As I was scanning the news of the last few days I was intrigued by a headline featuring the CEO of the largest owner/operator of nuclear power plants in the US, Exelon Corp., extolling the virtues of natural gas and advocating an increase in its output. That might not sound earth-shattering, especially considering that Exelon also owns a fleet of natural gas-fired power plants with combined output equivalent to several nuclear reactors, unless you are convinced that nuclear and gas are engaged in a tooth-and-nail competition to supply America's future electricity needs. However, it's certainly attention-getting for Mr. Rowe, whose company recently acquired the substantial wind-generation business of John Deere, to go on record opposing clean-energy subsidies for a range of low-emission technologies.
The main message of Mr. Rowe's address at the American Enterprise Institute was apparently that Congress shouldn't interfere further with markets, regulations and technologies that he sees already being sufficient to reduce carbon emissions and clean up the air. Yet while I'm usually reluctant to read too much into remarks I wasn't present to hear, I do think it's possible to infer an alternative strategic dynamic to the nuclear vs. gas narrative that I have encountered in a number of blog postings in the last few years, particularly since shale gas production took off and the anticipated nuclear renaissance in the US encountered resistance. Because it's uncommon to hear CEOs touting their competition, I think it's safe to conclude that Exelon views nuclear and gas as complementary--a view I share--rather than competing for the same segment of the market.
It also sounds like Mr. Rowe sees gas and nuclear competing with coal, which makes eminent sense in the context of environmental policy and typical grid power-dispatch curves. Competition between nuclear and coal was especially obvious when both were viewed as enhancing energy security and before concerns about greenhouse gas emissions had become mainstream. And as recently as a few years ago, when most forecasts anticipated declining US gas production and rapidly increasing imports of LNG, yielding even more volatile natural gas prices, coal-fired power plants were the principal large-scale alternative to both new nuclear and gas-fired capacity. Today's emphasis on emissions, combined with next-generation reactor technology, gives nuclear an edge over coal in baseload for locations where communities are comfortable with the technology, while gas has a more than a 2:1 lead over coal in planned new generating capacity and seems likely to do even better in terms of capacity actually built, due to its substantial lifecycle environmental advantages.

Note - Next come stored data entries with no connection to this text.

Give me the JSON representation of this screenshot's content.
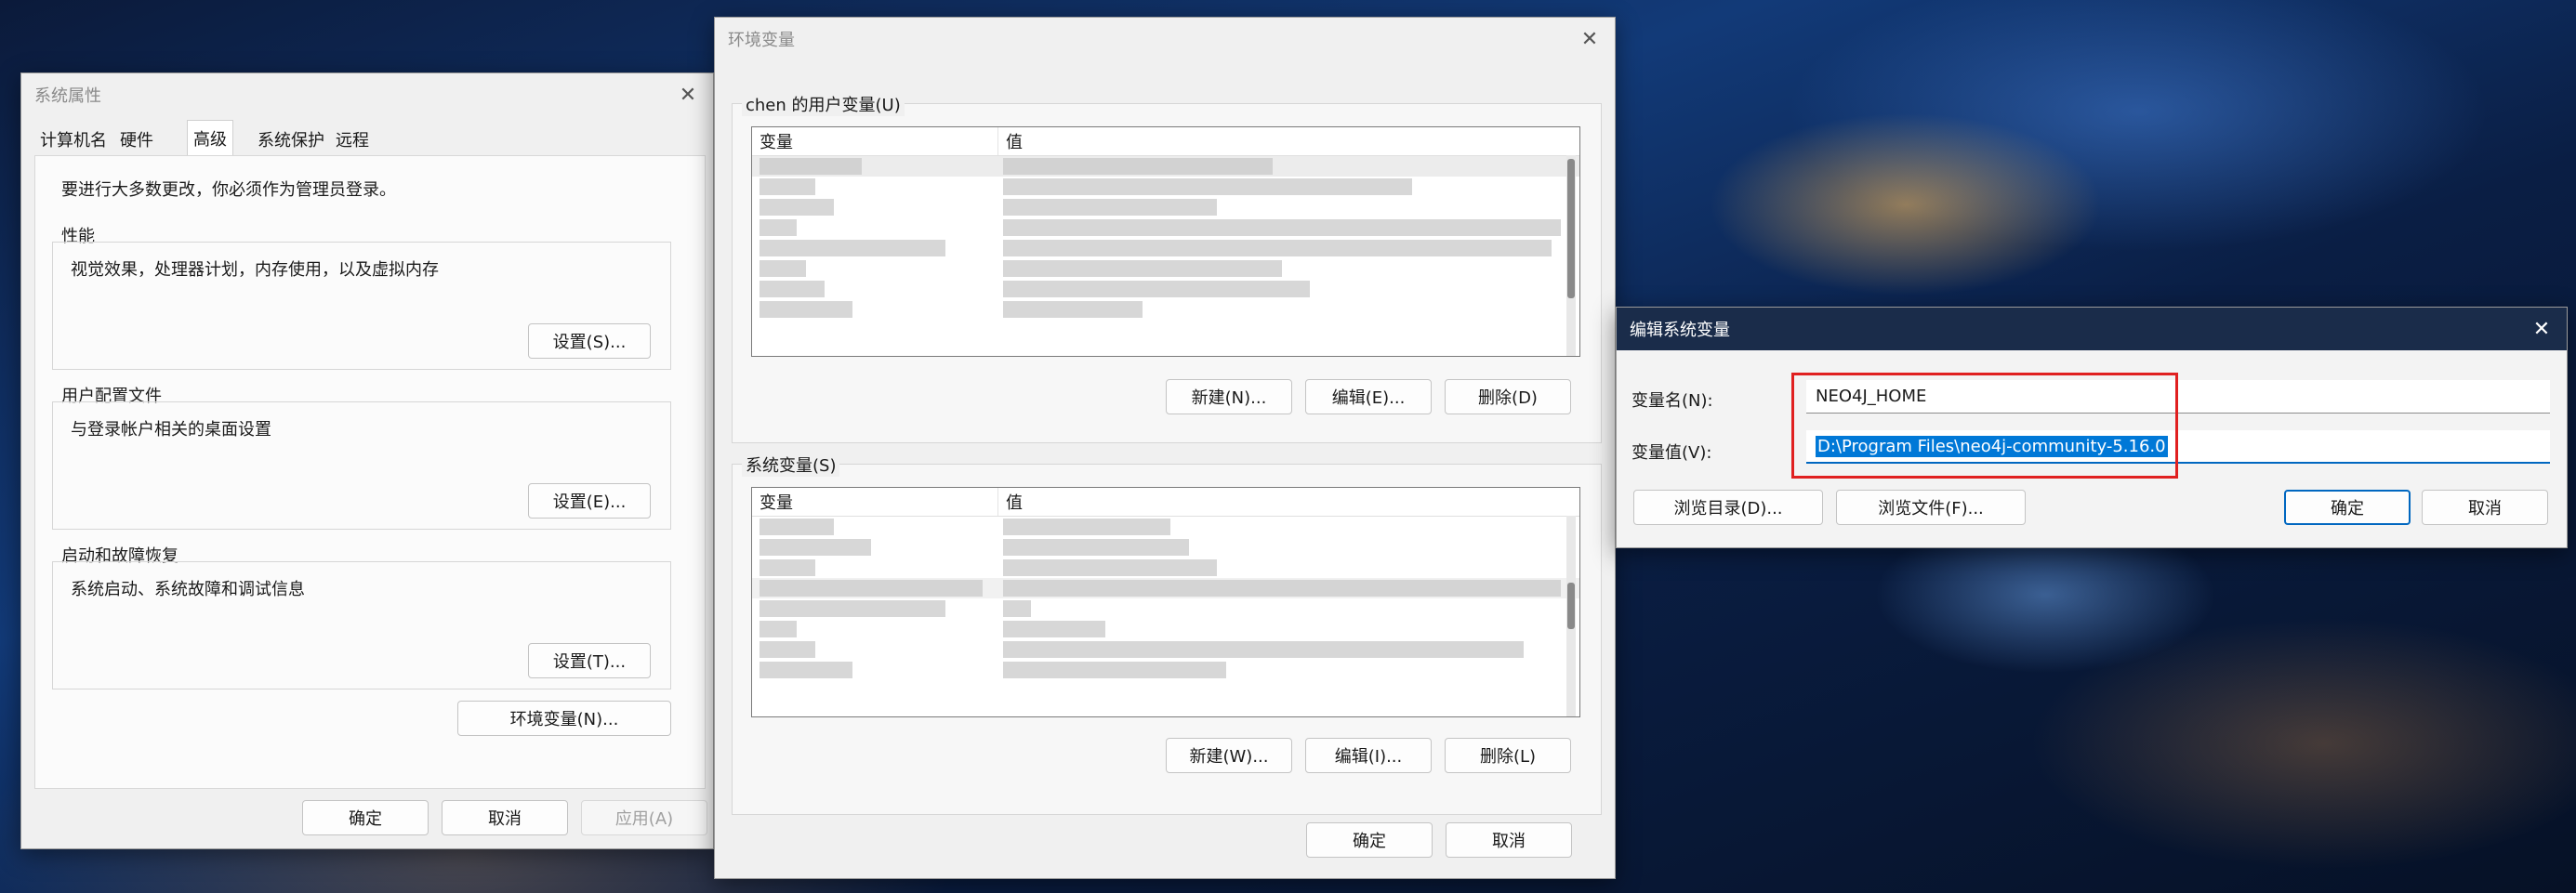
{
  "sys_props": {
    "title": "系统属性",
    "tabs": [
      "计算机名",
      "硬件",
      "高级",
      "系统保护",
      "远程"
    ],
    "admin_note": "要进行大多数更改，你必须作为管理员登录。",
    "perf": {
      "label": "性能",
      "desc": "视觉效果，处理器计划，内存使用，以及虚拟内存",
      "button": "设置(S)..."
    },
    "profile": {
      "label": "用户配置文件",
      "desc": "与登录帐户相关的桌面设置",
      "button": "设置(E)..."
    },
    "startup": {
      "label": "启动和故障恢复",
      "desc": "系统启动、系统故障和调试信息",
      "button": "设置(T)..."
    },
    "env_button": "环境变量(N)...",
    "ok": "确定",
    "cancel": "取消",
    "apply": "应用(A)"
  },
  "env_vars": {
    "title": "环境变量",
    "user_group": "chen 的用户变量(U)",
    "sys_group": "系统变量(S)",
    "col_var": "变量",
    "col_val": "值",
    "user_new": "新建(N)...",
    "user_edit": "编辑(E)...",
    "user_delete": "删除(D)",
    "sys_new": "新建(W)...",
    "sys_edit": "编辑(I)...",
    "sys_delete": "删除(L)",
    "ok": "确定",
    "cancel": "取消"
  },
  "edit_var": {
    "title": "编辑系统变量",
    "name_label": "变量名(N):",
    "value_label": "变量值(V):",
    "name_value": "NEO4J_HOME",
    "value_value": "D:\\Program Files\\neo4j-community-5.16.0",
    "browse_dir": "浏览目录(D)...",
    "browse_file": "浏览文件(F)...",
    "ok": "确定",
    "cancel": "取消",
    "highlight_color": "#e02020",
    "selection_color": "#0078d7"
  }
}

It's also possible to envision a future grid relying mainly on nuclear for baseload power and natural gas for flexible power, without the need for any coal generation at all. Moreover, with the addition of smart grid technology and new long-distance transmission, that combination should provide a very hospitable environment for much larger increments of renewable energy. Gas-fired backup power remains the best enabler for incorporating intermittent generation from wind and solar power, particularly when these technologies are combined in installations such as Florida Power & Light's new hybrid solar/gas power plant in southeast Florida. That seems like a much more realistic approach than the notion of an all-renewable grid based on energy storage, even if storage technology were to become more effective and much cheaper. (Storage has a key role to play in the future grid, but I believe it will be used mainly for short-term buffering and for storing the cheapest off-peak power from any source, rather than as dedicated storage for renewable power.)
The biggest potential obstacle to this scenario is growth, or the lack of it. In a US electricity market that is barely growing at all, in contrast to the steady 2% or so per year expansion in demand from 1997-2007, and with renewables given the first shot at satisfying any growth in a majority of states, the only opportunity that looks big enough for both nuclear and gas-fired power to cooperate on is coal displacement. Yet if you agree with Mr. Rowe that "carbon legislation is dead", it's a lot less certain that coal would go away fast enough for the combination of gas and nuclear he is promoting to become the de facto future. It remains to be seen whether the market, together with an increased emphasis on local pollutants--excluding CO2--under the Clean Air Act will be sufficient to squeeze out a coal industry that, along with its numerous stakeholders, will not depart without a fight.